Suppose we are given an n-dimensional vector S (signal). How many linear measurements do we need to make about this signal to be able to recover S to within a small error in the Euclidean metric? Or more exactly, suppose we are interested in a class of such objects---discrete digital signals, images, etc; how many linear measurements do we need to recover objects from this class to within
high accuracy? This talk shows that if the objects of interest are sparse or
compressible in the sense that the reordered entries of a signal S decay like a power-law (or if the coefficient sequence of S in a fixed basis decays like a power-law), then it is possible to
reconstruct S to within very high accuracy from a small number of random measurements. A typical result is as follows: suppose the rearranged (by decreasing order of magnitude) entries of S decay
like the power-law $k^{-1/p}$; we take measurements by correlating the signal with $K$ $N$-dimensional Gaussian vectors with
independent standard normal entries; then with overwhelming probability, one can reconstruct an object S* from the data of these $K$ random coefficients only with the property that the
reconstruction error is at most $O(K/log N)^{-r}$, $r = 1/p - 1/2$. Moreover, the reconstruction can be obtained by solving a linear program which searches among all candidates fitting the
observed data, for that with minimum l1-norm.
The methodology extends to various other random measurement ensembles; for example, we show that similar results hold if one observes few
randomly sampled Fourier coefficients of S. Indeed, our results are quite general and require only two hypotheses on the measurement
ensemble, which we call the uniform uncertainty principle property and the exact reconstruction property.
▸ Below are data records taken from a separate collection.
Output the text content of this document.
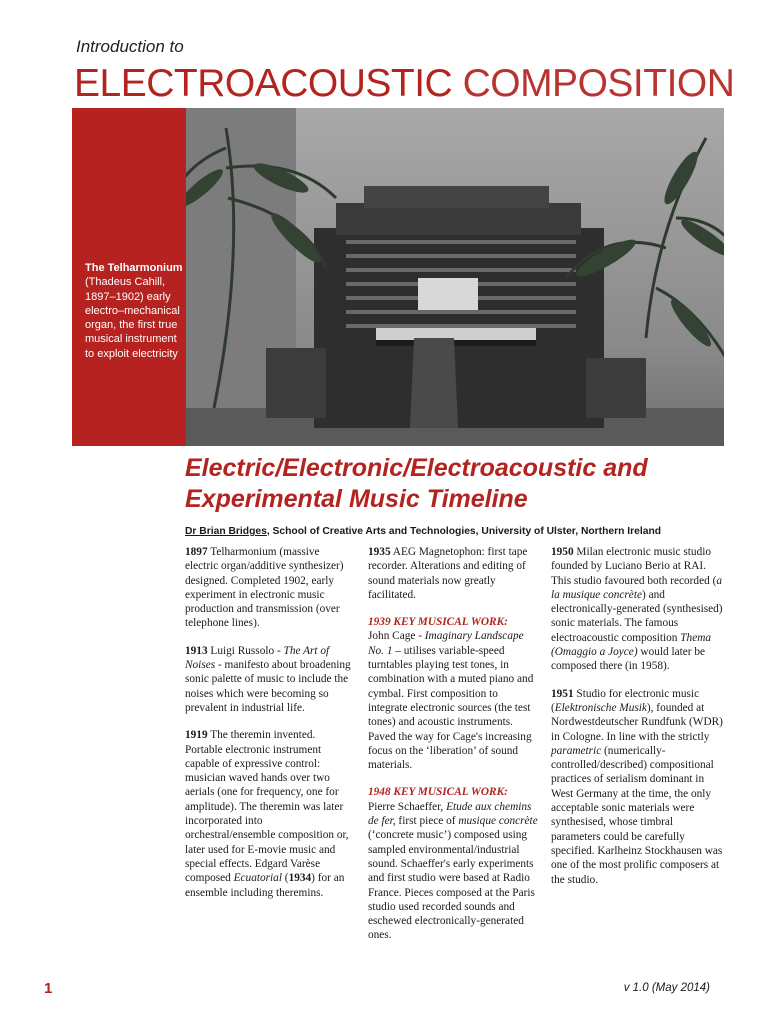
Introduction to
ELECTROACOUSTIC COMPOSITION
The Telharmonium
(Thadeus Cahill, 1897–1902) early electro–mechanical organ, the first true musical instrument to exploit electricity
Electric/Electronic/Electroacoustic and Experimental Music Timeline
Dr Brian Bridges, School of Creative Arts and Technologies, University of Ulster, Northern Ireland

1897 Telharmonium (massive electric organ/additive synthesizer) designed. Completed 1902, early experiment in electronic music production and transmission (over telephone lines).

1913 Luigi Russolo - The Art of Noises - manifesto about broadening sonic palette of music to include the noises which were becoming so prevalent in industrial life.

1919 The theremin invented. Portable electronic instrument capable of expressive control: musician waved hands over two aerials (one for frequency, one for amplitude). The theremin was later incorporated into orchestral/ensemble composition or, later used for E-movie music and special effects. Edgard Varèse composed Ecuatorial (1934) for an ensemble including theremins.

1935 AEG Magnetophon: first tape recorder. Alterations and editing of sound materials now greatly facilitated.

1939 KEY MUSICAL WORK:
John Cage - Imaginary Landscape No. 1 – utilises variable-speed turntables playing test tones, in combination with a muted piano and cymbal. First composition to integrate electronic sources (the test tones) and acoustic instruments. Paved the way for Cage's increasing focus on the ‘liberation’ of sound materials.

1948 KEY MUSICAL WORK:
Pierre Schaeffer, Etude aux chemins de fer, first piece of musique concrète (‘concrete music’) composed using sampled environmental/industrial sound. Schaeffer's early experiments and first studio were based at Radio France. Pieces composed at the Paris studio used recorded sounds and eschewed electronically-generated ones.

1950 Milan electronic music studio founded by Luciano Berio at RAI. This studio favoured both recorded (a la musique concrète) and electronically-generated (synthesised) sonic materials. The famous electroacoustic composition Thema (Omaggio a Joyce) would later be composed there (in 1958).

1951 Studio for electronic music (Elektronische Musik), founded at Nordwestdeutscher Rundfunk (WDR) in Cologne. In line with the strictly parametric (numerically-controlled/described) compositional practices of serialism dominant in West Germany at the time, the only acceptable sonic materials were synthesised, whose timbral parameters could be carefully specified. Karlheinz Stockhausen was one of the most prolific composers at the studio.

1	v 1.0 (May 2014)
Alternatively, we can think of the random measurement process as some kind of universal encoder. The encoder essentially correlates
the signal with white-noise and the decoder upon receiving such quantized random measurements, reconstruct an approximate signal by
minimizing the l1-norm. There is a sense in which this encoder/decoder pair asymptotically achieves nearly optimal information theoretic limits.

This is joint work with Terence Tao (UCLA).